The two concepts are at different points on the retail continuum. Walmart should either re-position MS as a neighborhood mini-Walmart or push the concept further upscale in terms of “fresh market” image with no reference to the WM brand. Branding the concept “Marketside by Walmart” seems to say “upscale-value” which are hard to fit in the same space.

Edward Herrera
Edward Herrera
14 years ago

I think other retailers have tried this approach? Mervyns by Field’s? Wal-Mart stands for value and price, no matter what it is tied in with it. Good or bad, the Wal-Mart name has the greatest recognition in global history and continues to grow. Wal-Mart will be viewed as a convenience store with some fresh items. I think that may be the secret plan.

Jeff Hall
Jeff Hall
14 years ago

Relating Marketside closer to the Walmart brand makes good sense these days, especially given Walmart’s success in attracting higher-income consumers during this recession.

James Tenser
James Tenser
14 years ago

Launching Marketside without an explicit reference to Walmart allowed for a clearer early read on the public response to the format without the confound of pre-conceptions about the parent brand.

It’s also worth noting that the conversion from Wal-Mart to Walmart was taking place more or less simultaneously.
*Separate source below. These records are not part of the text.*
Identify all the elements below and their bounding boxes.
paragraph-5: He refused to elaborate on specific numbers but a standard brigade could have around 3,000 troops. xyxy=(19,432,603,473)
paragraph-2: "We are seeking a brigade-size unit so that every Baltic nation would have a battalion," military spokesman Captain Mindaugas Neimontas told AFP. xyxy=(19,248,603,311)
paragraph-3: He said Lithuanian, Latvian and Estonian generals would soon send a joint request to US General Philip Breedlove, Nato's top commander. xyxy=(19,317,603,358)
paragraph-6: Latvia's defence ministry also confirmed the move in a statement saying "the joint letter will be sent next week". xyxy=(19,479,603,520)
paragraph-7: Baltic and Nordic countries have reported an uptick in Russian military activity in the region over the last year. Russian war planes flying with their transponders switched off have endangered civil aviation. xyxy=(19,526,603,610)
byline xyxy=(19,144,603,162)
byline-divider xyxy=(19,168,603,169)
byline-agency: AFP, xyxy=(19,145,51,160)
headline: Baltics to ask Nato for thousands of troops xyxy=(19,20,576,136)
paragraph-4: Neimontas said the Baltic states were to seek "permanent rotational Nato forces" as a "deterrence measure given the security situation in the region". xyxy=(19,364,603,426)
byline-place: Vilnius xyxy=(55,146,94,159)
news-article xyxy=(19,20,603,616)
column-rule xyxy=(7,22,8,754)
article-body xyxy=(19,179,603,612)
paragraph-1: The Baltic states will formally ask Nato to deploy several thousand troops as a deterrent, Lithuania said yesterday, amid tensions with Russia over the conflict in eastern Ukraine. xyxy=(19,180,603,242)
This involved a slight repositioning of the parent brand. Maybe it was a good moment to leave Walmart out of the brand equation for the new banner, until the dust settled.

Invoking “by Walmart” now may be a signal that the parent company is satisfied that its national brand is advancing along the desired arc in the mind of American shoppers. It may permit a unified program for store brands that minimizes confusion. It may also mean that Bentonville has big rollout plans for the Marketside banner, and this change is an element of readiness.

Warren Thayer
Warren Thayer
14 years ago

No brainer. No idea why they waited, although Jamie may have had it right with the delay perhaps being caused by confusion over Wal-Mart vs. Walmart. That name change, I still can’t figure out.

Brent Streit Streit
Brent Streit Streit
14 years ago

The Wal-Mart name was left out for good reason. It has no association with upscale. The third quarter will speak volumes as to whether many retail concepts will survive 2009. In other words, who has the money to spend on all of these retail concepts that are unnecessary?

Li McClelland
Li McClelland
14 years ago

This “tweak” just proves once again that the world can sometimes change dramatically in the time between a store’s concept phase, planning stage, and the build-out–and that savvy retailers must notice and react. Walmart developed Marketside in a booming economy and opened the first ones in a rapidly declining economy and into a devastated Arizonan real estate market. I don’t think Walmart’s target customer for Marketside has changed all that much, but the view of Walmart BY that target audience has morphed positively and dramatically during that time. Walmart is wise to take advantage of it!

Mike Daher
Mike Daher
14 years ago

I noticed that on the new Neighborhood Market being built in Pinnacle, the store signage reads: “Neighborhood Market” with “by Walmart” in blue below.